Carolina Power & Light Company v. Paul, 261 N.C. 710, 136 S.E.2d 103, involved an action by an electric power company against a defendant who lost control of his automobile while on a public highway. The automobile thereupon crashed into one of the plaintiff's power poles, destroying the pole, the transformer attached to it, a part of the transmission line and a guy wire. The plaintiff made all necessary repairs at a cost of $182.65. On appeal, the court affirmed the action of the trial court in rendering judgment in favor of the plaintiff for the full amount of the cost of repairs, less the salvage value of the replaced parts. In summarizing its decision, the court in its opinion included the following language: "The cost of repairs furnishes the more satisfactory test by which to determine the plaintiff's damages; however, the defendant was properly given credit for the salvage value of the replaced parts.
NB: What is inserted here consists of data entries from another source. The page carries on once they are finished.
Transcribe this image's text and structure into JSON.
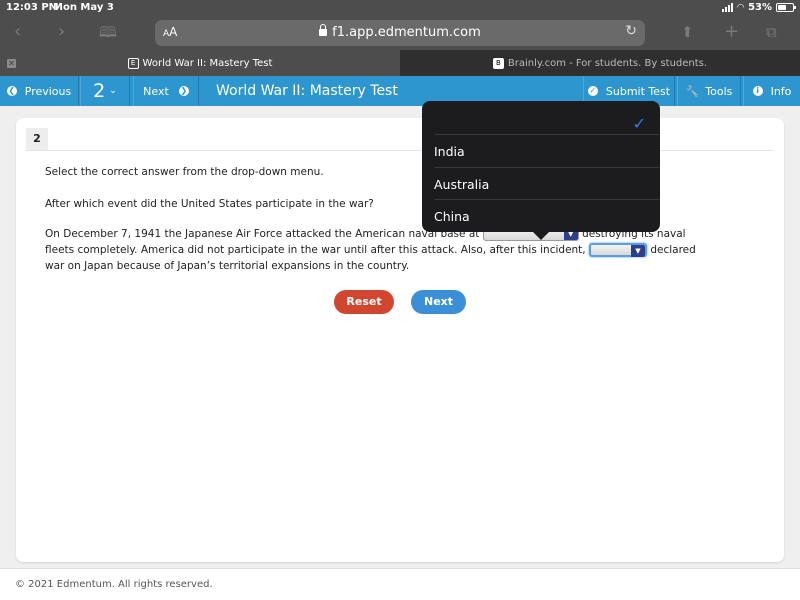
{
  "status_bar": {
    "time": "12:03 PM",
    "date": "Mon May 3",
    "battery_percent": "53%"
  },
  "browser": {
    "text_size_button": "AA",
    "url": "f1.app.edmentum.com",
    "icons": [
      "back-icon",
      "forward-icon",
      "bookmarks-icon",
      "reload-icon",
      "share-icon",
      "new-tab-icon",
      "tabs-icon"
    ],
    "tabs": [
      {
        "title": "World War II: Mastery Test",
        "favicon": "E",
        "active": true
      },
      {
        "title": "Brainly.com - For students. By students.",
        "favicon": "B",
        "active": false
      }
    ]
  },
  "app_bar": {
    "previous_label": "Previous",
    "question_selector": "2",
    "next_label": "Next",
    "title": "World War II: Mastery Test",
    "submit_label": "Submit Test",
    "tools_label": "Tools",
    "info_label": "Info",
    "color": "#2e96cf"
  },
  "question": {
    "number": "2",
    "instruction": "Select the correct answer from the drop-down menu.",
    "prompt": "After which event did the United States participate in the war?",
    "passage": {
      "part1": "On December 7, 1941 the Japanese Air Force attacked the American naval base at",
      "part2": "destroying its naval fleets completely. America did not participate in the war until after this attack. Also, after this incident,",
      "part3": "declared war on Japan because of Japan’s territorial expansions in the country."
    },
    "dropdown1_value": "",
    "dropdown2_value": ""
  },
  "dropdown_popover": {
    "selected_index": 0,
    "options": [
      "",
      "India",
      "Australia",
      "China"
    ]
  },
  "buttons": {
    "reset": "Reset",
    "next": "Next",
    "reset_color": "#d0462f",
    "next_color": "#3b8fd6"
  },
  "footer": {
    "copyright": "© 2021 Edmentum. All rights reserved."
  }
}
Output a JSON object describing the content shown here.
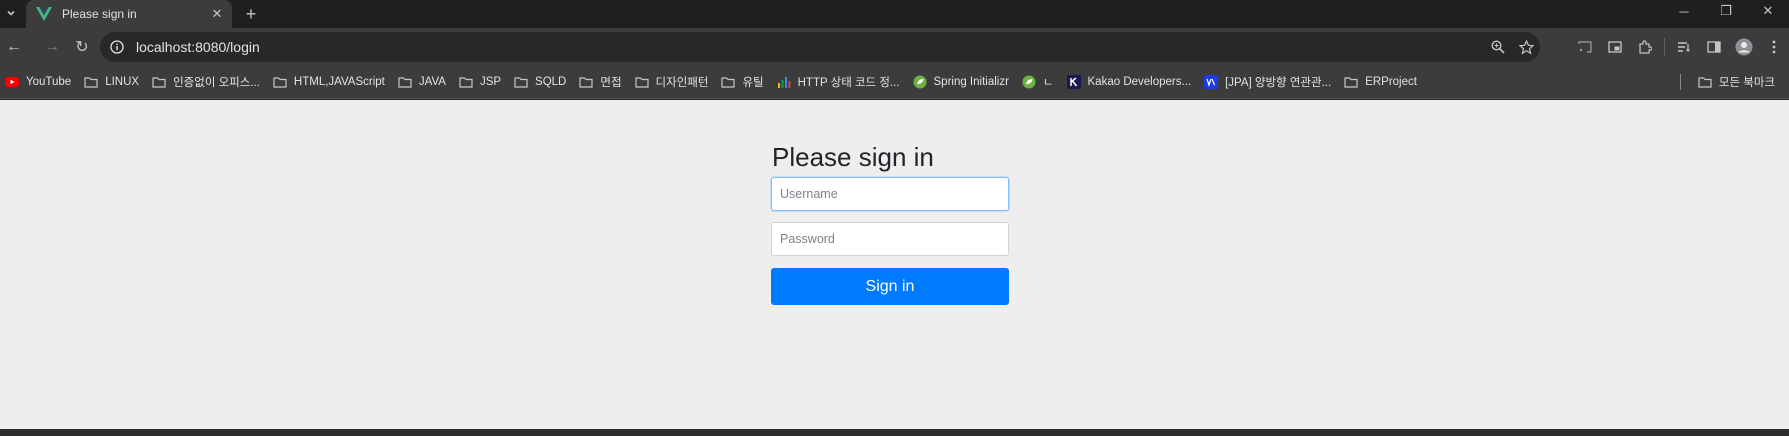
{
  "browser": {
    "tab": {
      "title": "Please sign in",
      "close_glyph": "✕",
      "favicon": "vue-logo-icon"
    },
    "new_tab_glyph": "+",
    "window_controls": [
      "─",
      "❐",
      "✕"
    ],
    "nav": {
      "back": "←",
      "forward": "→",
      "reload": "↻"
    },
    "address": {
      "url": "localhost:8080/login"
    },
    "colors": {
      "accent_blue": "#007bff",
      "page_bg": "#eeeeee",
      "chrome_dark": "#3c3c3c"
    }
  },
  "bookmarks": {
    "items": [
      {
        "label": "YouTube",
        "icon": "youtube-icon"
      },
      {
        "label": "LINUX",
        "icon": "folder-icon"
      },
      {
        "label": "인증없이 오피스...",
        "icon": "folder-icon"
      },
      {
        "label": "HTML,JAVAScript",
        "icon": "folder-icon"
      },
      {
        "label": "JAVA",
        "icon": "folder-icon"
      },
      {
        "label": "JSP",
        "icon": "folder-icon"
      },
      {
        "label": "SQLD",
        "icon": "folder-icon"
      },
      {
        "label": "면접",
        "icon": "folder-icon"
      },
      {
        "label": "디자인패턴",
        "icon": "folder-icon"
      },
      {
        "label": "유틸",
        "icon": "folder-icon"
      },
      {
        "label": "HTTP 상태 코드 정...",
        "icon": "bar-chart-icon"
      },
      {
        "label": "Spring Initializr",
        "icon": "spring-icon"
      },
      {
        "label": "ㄴ",
        "icon": "spring-icon"
      },
      {
        "label": "Kakao Developers...",
        "icon": "kakao-k-icon"
      },
      {
        "label": "[JPA] 양방향 연관관...",
        "icon": "velog-icon"
      },
      {
        "label": "ERProject",
        "icon": "folder-icon"
      }
    ],
    "all_bookmarks": "모든 북마크"
  },
  "login": {
    "heading": "Please sign in",
    "username_placeholder": "Username",
    "password_placeholder": "Password",
    "submit_label": "Sign in"
  }
}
The record fails to show the repairs perceptibly increased the value of the plaintiff's property."

Polk v. Oklahoma Gas and Electric Company (Okl.) 410 P.2d 547, involved an action by an electric public service company for damage caused to one of its transmission line poles by being struck by an automobile while it was being operated by the defendant. The case was tried by the court in lieu of a jury. The plaintiff proved that the cost of repairing the damage amounted to $390.42, which sum included the cost of a pole and other material, labor, and transportation of men and material to the scene of the accident. The trial court reduced *813 the total cost of repair by $23.04 as "the amortized loss of the pole and other material" and entered judgment in favor of the plaintiff in the sum of $369.37. On appeal, the defendant contended that the court erred in including in the award of damages the sum of $92.53 as an overhead expense on the item of labor cost, which included "fringe benefits on employee's salaries and other administrative costs"; and that the remaining balance of $297.89 should have been further depreciated in the sum of $129.08, leaving a balance of $168.81 properly due on the plaintiff's claim. In affirming the action of the trial court, the appellate court, in the first point of the syllabus by the court, stated:

"Electric distribution corporation whole electric light pole is broken and damaged by the negligence of another is entitled to recover its actual loss in wages and material incurred in removing the damaged pole and to be restored to the same position it was in prior to the accident, and is not restricted to recovery of the depreciated value of the pole, nor to depreciated value of pole plus amount of expenses incurred, depreciated to the same extent as the depreciated value of the pole."

Other cases substantially in accord with the North Carolina, Oklahoma and New Jersey cases previously cited include the following: Gulf States Utilities Company v. Faucheaux, (La.App.) 181 So. 2d 404; Middle Tennessee Electric Membership Corporation v. Barrett, 56 Tenn.App. 660, 410 S.W.2d 914; Hartford Electric Light Company v. Beard, 3 Conn.Cir. 323, 213 A.2d 536; Warren Telephone Co. v. Hakala, 105 Ohio App. 459, 152 N.E.2d 718; Wisconsin Telephone Co. v. Reynolds, 2 Wis.2d 649, 87 N.W.2d 285 (underground telephone cable).

For reasons stated in this opinion, the judgments of the Circuit Court of Cabell County are reversed and the case is remanded to that court with directions to render judgments in favor of Appalachian Power Company against Don Morrison and Dixie Morrison for the sum of $127.84, against Larry R. Stollings for the sum of $254.17 and against Asa LeGrand for the sum of $1,064.03, plus interest and costs according to law in each of the three consolidated actions.

Reversed and remanded with directions.